Mauritius is being used more and more by international clients for the creation of trusts mainly for asset protection and as a tool for tax and succession planning. It has leveraged itself as the jurisdiction of choice especially for the region as the platform for structuring investments into Africa. Trust have been used by non-residents namely for: Preservation of wealth, Asset Protection, Forced Heirship, Tax Planning, Charitable and Philanthropic purposes, Succession planning, Employee Share Schemes and Asset Securitization Schemes.Nevertheless, we are still behind certain other jurisdictions and hence we implement measures to ensure that our laws are in line with international standards and they meet investors’ requirements. We also need to create more visibility of the jurisdiction on the international front.
It is worth mentioning that Mauritius is also used by international clients for creation of foundations to achieve similar purposes.Although we tend to associate trusts to international investors, we should encourage our local businesses and individuals to use this structuring tool.
Why do people use Mauritius as a platform for trust? Are we competitive as other jurisdictions which offer similar services?

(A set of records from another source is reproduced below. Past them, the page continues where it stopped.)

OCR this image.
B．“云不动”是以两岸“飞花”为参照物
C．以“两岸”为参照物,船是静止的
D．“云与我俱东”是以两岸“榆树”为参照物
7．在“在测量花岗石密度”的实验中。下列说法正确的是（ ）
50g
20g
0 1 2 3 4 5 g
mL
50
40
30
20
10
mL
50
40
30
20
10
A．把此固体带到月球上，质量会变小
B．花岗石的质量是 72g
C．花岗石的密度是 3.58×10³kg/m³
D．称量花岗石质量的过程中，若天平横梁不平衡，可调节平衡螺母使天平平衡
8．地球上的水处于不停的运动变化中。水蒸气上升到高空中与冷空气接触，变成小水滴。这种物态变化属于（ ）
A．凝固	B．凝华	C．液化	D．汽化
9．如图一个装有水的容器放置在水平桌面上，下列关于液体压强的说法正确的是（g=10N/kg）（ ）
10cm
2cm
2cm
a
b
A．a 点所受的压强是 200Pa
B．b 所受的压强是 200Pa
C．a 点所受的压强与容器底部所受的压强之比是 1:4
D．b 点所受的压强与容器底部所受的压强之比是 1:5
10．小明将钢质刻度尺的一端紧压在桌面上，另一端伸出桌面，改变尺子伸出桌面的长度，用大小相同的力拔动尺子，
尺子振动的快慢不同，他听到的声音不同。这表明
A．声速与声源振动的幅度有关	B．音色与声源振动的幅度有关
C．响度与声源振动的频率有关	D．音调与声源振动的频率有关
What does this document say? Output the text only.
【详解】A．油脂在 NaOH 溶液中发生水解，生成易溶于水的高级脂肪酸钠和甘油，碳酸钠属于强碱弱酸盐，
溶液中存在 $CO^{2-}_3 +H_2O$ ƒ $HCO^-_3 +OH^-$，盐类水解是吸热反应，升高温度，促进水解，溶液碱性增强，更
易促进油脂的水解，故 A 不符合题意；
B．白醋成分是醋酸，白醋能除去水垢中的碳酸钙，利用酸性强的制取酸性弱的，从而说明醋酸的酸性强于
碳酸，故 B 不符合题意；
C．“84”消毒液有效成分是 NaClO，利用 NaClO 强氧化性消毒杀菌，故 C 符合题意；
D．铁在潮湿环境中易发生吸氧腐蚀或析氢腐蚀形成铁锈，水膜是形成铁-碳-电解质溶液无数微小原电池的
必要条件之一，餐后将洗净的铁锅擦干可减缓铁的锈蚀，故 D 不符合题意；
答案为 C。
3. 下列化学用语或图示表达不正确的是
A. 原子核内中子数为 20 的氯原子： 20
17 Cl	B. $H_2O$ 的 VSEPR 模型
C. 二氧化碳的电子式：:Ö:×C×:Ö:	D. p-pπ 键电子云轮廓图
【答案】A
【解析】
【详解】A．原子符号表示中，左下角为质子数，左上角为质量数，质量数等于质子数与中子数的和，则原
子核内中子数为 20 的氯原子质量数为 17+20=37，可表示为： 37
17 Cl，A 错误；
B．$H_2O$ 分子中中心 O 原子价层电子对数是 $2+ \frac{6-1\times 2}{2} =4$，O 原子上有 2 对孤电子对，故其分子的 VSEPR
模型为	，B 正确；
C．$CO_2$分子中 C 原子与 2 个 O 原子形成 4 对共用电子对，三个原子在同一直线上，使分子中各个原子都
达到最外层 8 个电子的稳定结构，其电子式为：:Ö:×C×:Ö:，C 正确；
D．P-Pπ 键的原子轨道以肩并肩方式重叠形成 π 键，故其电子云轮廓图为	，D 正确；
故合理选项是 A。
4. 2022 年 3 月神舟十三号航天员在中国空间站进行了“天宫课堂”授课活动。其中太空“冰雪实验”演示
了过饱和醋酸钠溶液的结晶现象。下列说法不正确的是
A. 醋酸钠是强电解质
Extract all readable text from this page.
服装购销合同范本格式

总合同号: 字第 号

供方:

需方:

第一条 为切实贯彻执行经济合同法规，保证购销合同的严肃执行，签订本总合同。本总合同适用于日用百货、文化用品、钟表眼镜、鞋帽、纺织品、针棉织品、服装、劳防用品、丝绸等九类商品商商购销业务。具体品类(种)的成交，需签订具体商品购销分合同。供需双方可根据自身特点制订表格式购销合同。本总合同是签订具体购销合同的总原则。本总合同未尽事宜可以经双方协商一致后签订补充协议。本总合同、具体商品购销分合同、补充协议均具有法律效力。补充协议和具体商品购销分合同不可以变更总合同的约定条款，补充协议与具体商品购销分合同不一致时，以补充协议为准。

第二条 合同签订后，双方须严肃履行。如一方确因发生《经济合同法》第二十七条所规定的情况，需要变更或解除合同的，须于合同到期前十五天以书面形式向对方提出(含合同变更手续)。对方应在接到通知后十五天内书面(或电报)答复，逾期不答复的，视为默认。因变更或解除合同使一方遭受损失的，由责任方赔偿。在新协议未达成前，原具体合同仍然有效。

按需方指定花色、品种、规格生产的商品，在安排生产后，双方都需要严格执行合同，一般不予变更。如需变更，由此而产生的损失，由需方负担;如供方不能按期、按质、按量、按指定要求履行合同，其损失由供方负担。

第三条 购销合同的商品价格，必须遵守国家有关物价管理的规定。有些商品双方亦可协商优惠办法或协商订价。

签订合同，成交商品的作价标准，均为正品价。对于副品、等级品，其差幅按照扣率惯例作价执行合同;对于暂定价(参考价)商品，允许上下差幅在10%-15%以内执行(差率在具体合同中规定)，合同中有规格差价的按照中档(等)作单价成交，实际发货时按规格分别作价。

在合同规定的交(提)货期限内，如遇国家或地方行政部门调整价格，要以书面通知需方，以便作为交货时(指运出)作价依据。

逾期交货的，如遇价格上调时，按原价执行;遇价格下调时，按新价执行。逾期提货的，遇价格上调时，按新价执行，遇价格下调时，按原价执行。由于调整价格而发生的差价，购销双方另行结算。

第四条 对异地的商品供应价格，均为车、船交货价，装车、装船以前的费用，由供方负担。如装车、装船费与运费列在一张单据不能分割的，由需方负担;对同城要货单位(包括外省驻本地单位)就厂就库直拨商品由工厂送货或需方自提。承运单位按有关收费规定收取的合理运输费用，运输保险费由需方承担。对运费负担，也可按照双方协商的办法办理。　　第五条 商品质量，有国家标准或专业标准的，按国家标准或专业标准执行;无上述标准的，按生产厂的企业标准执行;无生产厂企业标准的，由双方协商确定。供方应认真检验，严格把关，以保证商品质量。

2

Mauritius has established itself as a premier international financial centre with a robust regulatory and legal framework which ensures confidentiality and investor protection. The ultimate court of appeal remains the Privy Council. It also benefits from the expertise of qualified trust professionals and fiduciary service providers.
Mauritius is known for its political stability and hence providing the required comfort to investors to structure their trust structures in the jurisdiction. It has at the same time preserved its business friendliness and not to forget that all this is supported by a strong banking sector. Nevertheless, we should aim to attract more investment advisors and professionals and to develop this sector so that we can cater for international and local clients’ investment needs.
Our edge is definitely that in addition to providing investors with a reputable platform we are competitive in terms of costs as well as premium services compared to traditional trust jurisdictions.
STEP Mauritius will be organising a conference on “International Trust in Practice – From A Trustee Perspective”. Can you tell us more about it?
STEP Mauritius is organizing this event for trust practitioners. This will be an event centered on the practical issues arising out of the day-to-day administration of trusts. We have identified the most pertinent issues and have selected professionals in the sector to educate our peers.
We hope by doing so to encourage advisers, lawyers and professionals of the global business sector to have a better understanding of trust and hence promote Mauritius trust structures as an effective wealth planning tool.
We also want to create more awareness on the role of Society of Trust and Estate Practitioners (STEP) and is planning to conduct various other initiatives to that end. STEP is the global professional association for practitioners who specializes in family inheritance and succession planning. We work to improve public understanding of the issues families face in this area and promote education and high professional standards among our members.